“哎——小王爷,你这是过河拆桥!”王书翰一边挣扎,一边被文瑞请了出去。
王书翰在门外还在跳脚,冲着文瑞喊:“你家这什么主子!就这点儿气量!”
“大人慎言!”文瑞真是替他捏一把汗,自己主子可不是什么良善的主儿,真不知这翰林有几条命够作的。
屋里清静下来,听沈渊抱怨道:“父皇真是糊涂,竟被这样一户狼心狗肺的人家骗了。”
李文远吓了一跳,连忙劝道:“秦王慎言!”
沈渊不知想到了什么,叹了口气说:“他哪里是糊涂,他明明最清醒,一切不过是为了稳固他的江山!”
胡乱嫁了沁儿是。
负了母妃一生,亦是。
李文远听着他的话,心头狂跳不止。
席玉知道沈渊的想法,抚摸着他的黑发,无声地安慰他。
沈渊默默将头靠在席玉胸口,感受他的安抚。
李文远吓得呼吸都忘了。
书翰说子桓和秦王有一腿,他还半信半疑,如今看来竟是真的。
这两人竟然都不避讳外人了!
“子桓!你和三公主……”好半天,李文远憋出一句疑问,话才说到一半,就看沈渊冷凝的目光,刀子般朝他射过来。
李文远自知说错了话,连忙跪下请罪,可这心里实在纠结。
子桓应该不是这么不知轻重礼仪的人,定是那秦王胁迫了他!
他下了决心,道:“秦王,子桓与三公主,乃太后赐婚,圣上也允肯,此事板上钉钉,不可能更改!您能胁迫子桓一时,又如何能抗旨不尊?”
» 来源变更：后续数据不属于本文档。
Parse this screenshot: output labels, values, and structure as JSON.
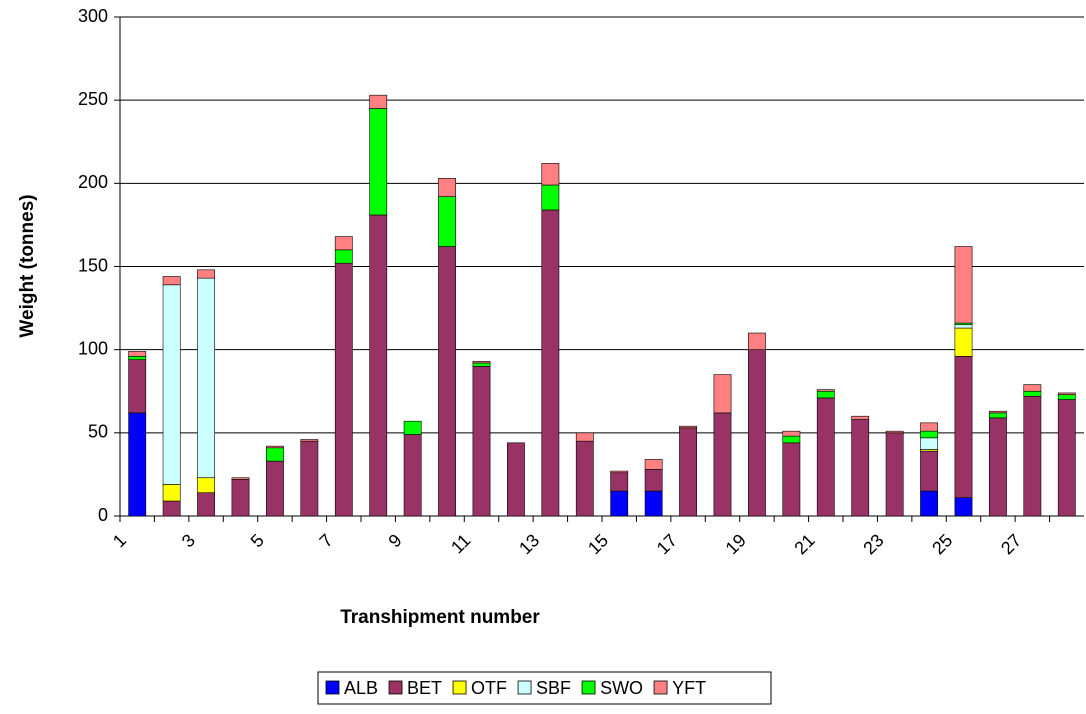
{
  "chart_data": {
    "type": "stacked_bar",
    "x_label": "Transhipment number",
    "y_label": "Weight (tonnes)",
    "categories": [
      "1",
      null,
      "3",
      null,
      "5",
      null,
      "7",
      null,
      "9",
      null,
      "11",
      null,
      "13",
      null,
      "15",
      null,
      "17",
      null,
      "19",
      null,
      "21",
      null,
      "23",
      null,
      "25",
      null,
      "27",
      null
    ],
    "series": [
      {
        "name": "ALB",
        "color": "#0000ff",
        "values": [
          62,
          0,
          0,
          0,
          0,
          0,
          0,
          0,
          0,
          0,
          0,
          0,
          0,
          0,
          15,
          15,
          0,
          0,
          0,
          0,
          0,
          0,
          0,
          15,
          11,
          0,
          0,
          0
        ]
      },
      {
        "name": "BET",
        "color": "#993366",
        "values": [
          32,
          9,
          14,
          22,
          33,
          45,
          152,
          181,
          49,
          162,
          90,
          44,
          184,
          45,
          11,
          13,
          53,
          62,
          100,
          44,
          71,
          58,
          50,
          24,
          85,
          59,
          72,
          70
        ]
      },
      {
        "name": "OTF",
        "color": "#ffff00",
        "values": [
          0,
          10,
          9,
          0,
          0,
          0,
          0,
          0,
          0,
          0,
          0,
          0,
          0,
          0,
          0,
          0,
          0,
          0,
          0,
          0,
          0,
          0,
          0,
          1,
          17,
          0,
          0,
          0
        ]
      },
      {
        "name": "SBF",
        "color": "#ccffff",
        "values": [
          0,
          120,
          120,
          0,
          0,
          0,
          0,
          0,
          0,
          0,
          0,
          0,
          0,
          0,
          0,
          0,
          0,
          0,
          0,
          0,
          0,
          0,
          0,
          7,
          2,
          0,
          0,
          0
        ]
      },
      {
        "name": "SWO",
        "color": "#00ff00",
        "values": [
          2,
          0,
          0,
          0,
          8,
          0,
          8,
          64,
          8,
          30,
          2,
          0,
          15,
          0,
          0,
          0,
          0,
          0,
          0,
          4,
          4,
          0,
          0,
          4,
          1,
          3,
          3,
          3
        ]
      },
      {
        "name": "YFT",
        "color": "#ff8080",
        "values": [
          3,
          5,
          5,
          1,
          1,
          1,
          8,
          8,
          0,
          11,
          1,
          0,
          13,
          5,
          1,
          6,
          1,
          23,
          10,
          3,
          1,
          2,
          1,
          5,
          46,
          1,
          4,
          1
        ]
      }
    ],
    "ylim": [
      0,
      300
    ],
    "yticks": [
      0,
      50,
      100,
      150,
      200,
      250,
      300
    ],
    "grid": true,
    "legend": "bottom"
  }
}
沈渊没想到,赶走了王书翰,这迂腐的李文远才是更气人的。
“胁迫?你哪只眼睛看到我胁迫子桓了?”
子桓明明是心悦于我!
沈渊抬头看席玉,仿佛要从他那里得到答案。
席玉也是一颅难胜双重愁,他叹口气说:“文远,你就别操心了,我和三公主的婚事,会作罢的。”
“作罢?如何作罢?难道你真要抗旨不成?”
李文远急得不行:“你可要想想席家,不能为了一时之欲,不顾后果啊。”
“够了!”沈渊真要气死了,“你也出去。”
李文远被他一吼,更是激动:“秦王,您也不希望子桓为了你,丢了阖族性命吧……”
“文远!”席玉打断他的质问,说,“秦王自有筹谋,你先出去,和文翰先回去吧。”
李文远看着席玉,语重心长:“不要一时冲动,免得日后追悔莫及!”
席玉点头:“你放心,我心中有数。”
李文远恨不得抓住席玉摇一摇,将他摇醒。可是当局者迷,他也没有办法,只能长叹一声,行礼离去。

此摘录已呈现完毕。